Capability Is Cheap. Trust Has to Be Engineered.
Capable Isn't the Same as Trustworthy
If you run operations on SAP, manage a construction project, or maintain an ERP that's been customized beyond recognition, the capability question is mostly settled. Modern AI agents can navigate complex systems, draft structured outputs, orchestrate multi-step workflows, and operate across the tools your business already runs on. That's not the hard part anymore.
The hard part is trust. Not trust in the abstract, but the operational kind: can you let this agent post to the ledger, update the schedule, or send a commitment to a customer without a human reviewing every action first? Because capable and trustworthy are not the same thing. A model can be impressively competent and still cite a function module that doesn't exist in your system, accept a structurally broken transaction because SAP didn't reject it, or take an action that made local sense but created a mess two steps downstream.
The mistake doesn't show up as a bad chat reply. It shows up in production, on someone else's close, or in front of an auditor who doesn't care that the model sounded confident.
Practitioners Know the Line. They Just Don't Have the Infrastructure.
Practitioners are not anti-automation. They're anti-hype.
Ask an estimator, a plant planner, or a functional consultant what they'd actually hand over and the answer is consistent. Yes to the boring parts: finding the right doc, pulling status, drafting a first pass you'll edit. No to the judgment parts: the takeoff is the thinking; the feasibility call is the job. They accept AI as a second set of eyes. They reject it as the first and only set of eyes on anything that hits the ledger or a customer-facing commitment.
What's actually working on real projects today is smaller than LinkedIn suggests, and every item has a human in the loop before the result matters. The pattern is right. The problem is it doesn't scale without infrastructure built around it.
That's what Guards are. Guards is Ansur's trust layer for agent writes: a framework that enforces your business rules at the wire, between the agent and every system it touches, so the human-in-the-loop becomes a guarantee rather than a best effort.
The Wire Is the Only Honest Boundary
A Guard is a proxy between the agent and the real system: SAP Service Layer, Gmail, your production APIs. The agent keeps calling upstream the way it already knows how. It never holds the credential. It cannot bypass the path. Every consequential request is decoded, checked against your rules, and either forwarded, rejected, or held for a human before it posts. There's an audit record for every attempt, capturing what was sent, which rule fired, and who approved it, so “what actually reached the system?” is a query, not a hope.
Mistakes get caught before they reach production.
Senior Expertise, Encoded at the Wire
Every organization has people who know things the system doesn't enforce. The senior planner who can tell a structurally broken PO from a valid one at a glance. The consultant who knows which combinations SAP happily accepts but will cause problems two weeks later. That knowledge usually lives in someone's head, gets shared informally, and exits the building when they do.

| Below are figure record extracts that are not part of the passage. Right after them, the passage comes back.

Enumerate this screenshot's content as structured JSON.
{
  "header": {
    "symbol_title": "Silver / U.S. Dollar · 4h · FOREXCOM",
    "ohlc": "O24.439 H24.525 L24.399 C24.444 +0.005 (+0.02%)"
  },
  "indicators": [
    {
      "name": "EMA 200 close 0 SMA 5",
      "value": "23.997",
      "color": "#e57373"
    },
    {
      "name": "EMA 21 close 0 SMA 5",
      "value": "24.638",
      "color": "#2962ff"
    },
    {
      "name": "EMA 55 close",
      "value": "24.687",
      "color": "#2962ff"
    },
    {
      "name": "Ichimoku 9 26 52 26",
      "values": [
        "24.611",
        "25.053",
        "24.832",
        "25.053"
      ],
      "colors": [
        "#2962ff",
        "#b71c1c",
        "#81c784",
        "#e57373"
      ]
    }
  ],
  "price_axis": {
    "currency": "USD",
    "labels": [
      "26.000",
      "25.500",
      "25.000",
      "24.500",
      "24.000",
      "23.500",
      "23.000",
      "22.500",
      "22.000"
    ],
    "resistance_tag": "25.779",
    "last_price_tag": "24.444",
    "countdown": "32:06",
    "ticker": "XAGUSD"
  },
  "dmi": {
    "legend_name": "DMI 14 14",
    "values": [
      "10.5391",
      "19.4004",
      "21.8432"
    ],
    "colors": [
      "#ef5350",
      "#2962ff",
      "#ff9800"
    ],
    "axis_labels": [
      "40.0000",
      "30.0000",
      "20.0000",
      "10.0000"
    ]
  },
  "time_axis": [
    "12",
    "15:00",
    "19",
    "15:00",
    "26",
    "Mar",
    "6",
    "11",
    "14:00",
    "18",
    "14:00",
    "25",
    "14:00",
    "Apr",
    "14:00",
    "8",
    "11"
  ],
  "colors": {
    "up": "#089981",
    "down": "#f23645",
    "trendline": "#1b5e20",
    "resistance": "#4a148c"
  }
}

Guards encode it at the wire. You start with discovery: a structured conversation with the people who actually know the system, mapping what they'd reject that no transaction code ever flags. That becomes policy the agent is aligned with on every call, before anything reaches production. And every time a human overrides or corrects the agent in production, that judgment gets encoded too. The policy sharpens continuously from the people who know best, not from generic rules trained on someone else's system. And because every call is audited (which rule fired, who approved, what posted), the answer to “what did the agent actually do?” is a record, not a conversation with the agent about its own behavior.